如何在 dask DataFrame.iterrows 上显示进度条

问题描述 投票:0回答:2

我尝试在 dask 上使用 iterrows 时显示进度条。但是,它只显示(我假设的)第一个循环进度条。

 import dask.array as da
 import dask.dataframe as dd
 from dask.diagnostics import ProgressBar
 from tqdm.auto import tqdm
 
 # Create a Dask array with many rows of data
 data = da.ones((10000, 1))
 
 # Convert the Dask array to a Dask DataFrame with a single column
 df = dd.from_dask_array(data, columns=['value'])
 
 with ProgressBar():
     for i, row in df.iterrows():
         process(row)
 

我希望它显示整个循环的进度条

python pandas dask tqdm
2个回答
1
投票

更新

ProgressBar
的目标与
tqdm
不一样。
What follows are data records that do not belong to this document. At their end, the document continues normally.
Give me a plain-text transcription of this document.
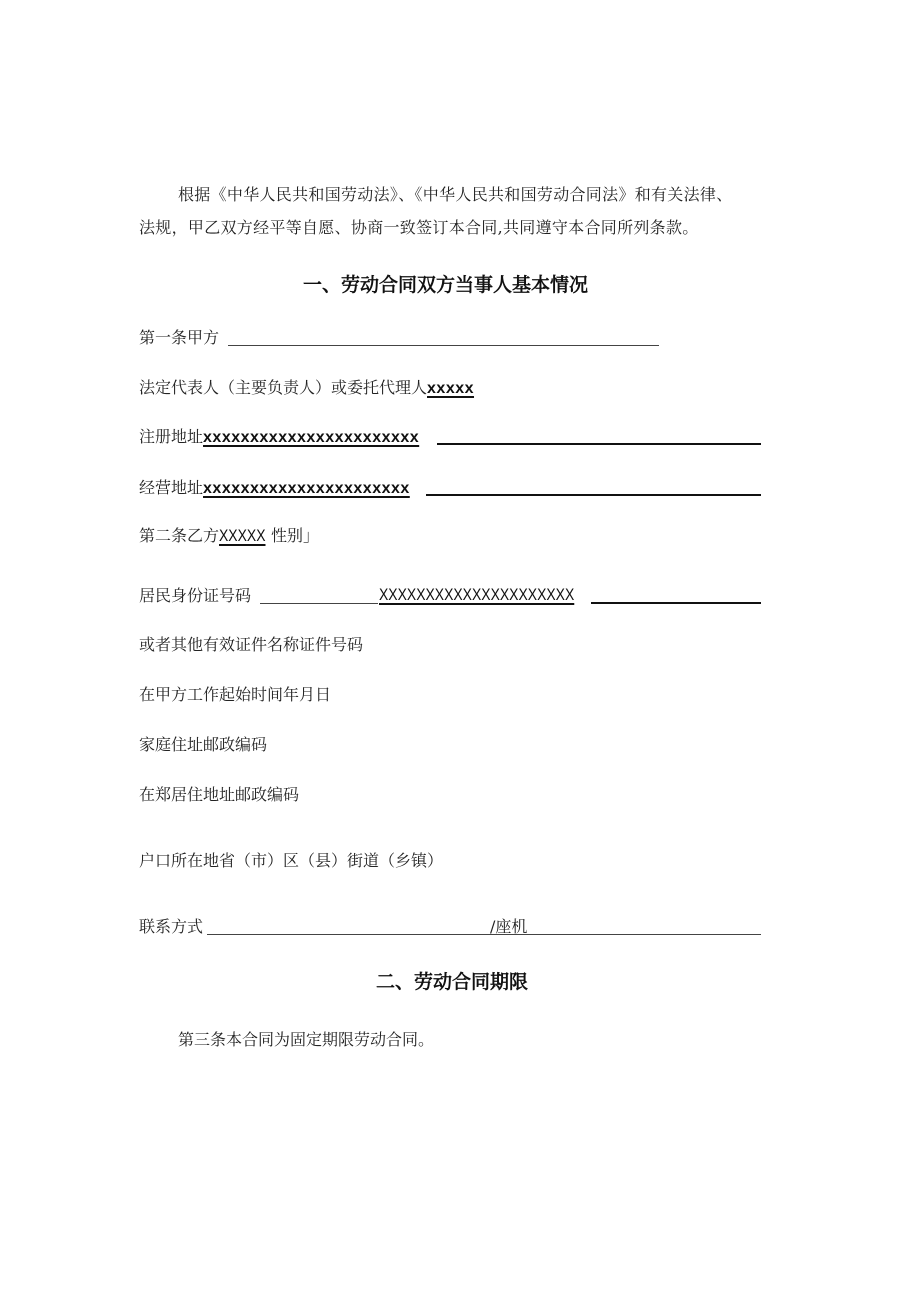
根据《中华人民共和国劳动法》、《中华人民共和国劳动合同法》和有关法律、
法规，甲乙双方经平等自愿、协商一致签订本合同,共同遵守本合同所列条款。
一、劳动合同双方当事人基本情况
第一条甲方
法定代表人（主要负责人）或委托代理人xxxxx
注册地址xxxxxxxxxxxxxxxxxxxxxxx
经营地址xxxxxxxxxxxxxxxxxxxxxx
第二条乙方XXXXX 性别」
居民身份证号码	XXXXXXXXXXXXXXXXXXXXX
或者其他有效证件名称证件号码
在甲方工作起始时间年月日
家庭住址邮政编码
在郑居住地址邮政编码
户口所在地省（市）区（县）街道（乡镇）
联系方式	/座机
二、劳动合同期限
第三条本合同为固定期限劳动合同。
试试这个看看区别:

import dask as ds
import dask.array as da
import dask.dataframe as dd
from dask.diagnostics import ProgressBar
import time

data = da.random.randint(1, 100, (10000, 2))
df = dd.from_dask_array(data, columns=['x', 'y'])

@ds.delayed
def taskA(df):
    time.sleep(1)
    return df['x'] * df['y']

@ds.delayed
def taskB(sr):
    time.sleep(1)
    return sr / 100
        
with ProgressBar():
    ds.compute(taskB(taskA(df)))

你可以试试:

import dask.array as da
import dask.dataframe as dd
from dask.diagnostics import ProgressBar
from tqdm.auto import tqdm
 
# Create a Dask array with many rows of data
data = da.ones((10000, 1))
 
 # Convert the Dask array to a Dask DataFrame with a single column
df = dd.from_dask_array(data, columns=['value'])
 
for i, row in tqdm(df.iterrows(), total=len(df)):
   process(row)

输出:

100%|███████████████████████████████████████████████| 10000/10000 [00:00<00:00, 34659.83it/s]

0
投票

要在 Dask DataFrame 上使用 iterrows 时显示每次迭代的进度条,您可以使用 tqdm 包来包装 iterrows 返回的迭代器。这是一个例子:

import time
import dask.array as da
import dask.dataframe as dd
from dask.diagnostics import ProgressBar
from tqdm.auto import tqdm

def process(row):
   time.sleep(0.001)
# Create a Dask array with many rows of data
data = da.ones((10000, 1))

# Convert the Dask array to a Dask DataFrame with a single column
df = dd.from_dask_array(data, columns=['value'])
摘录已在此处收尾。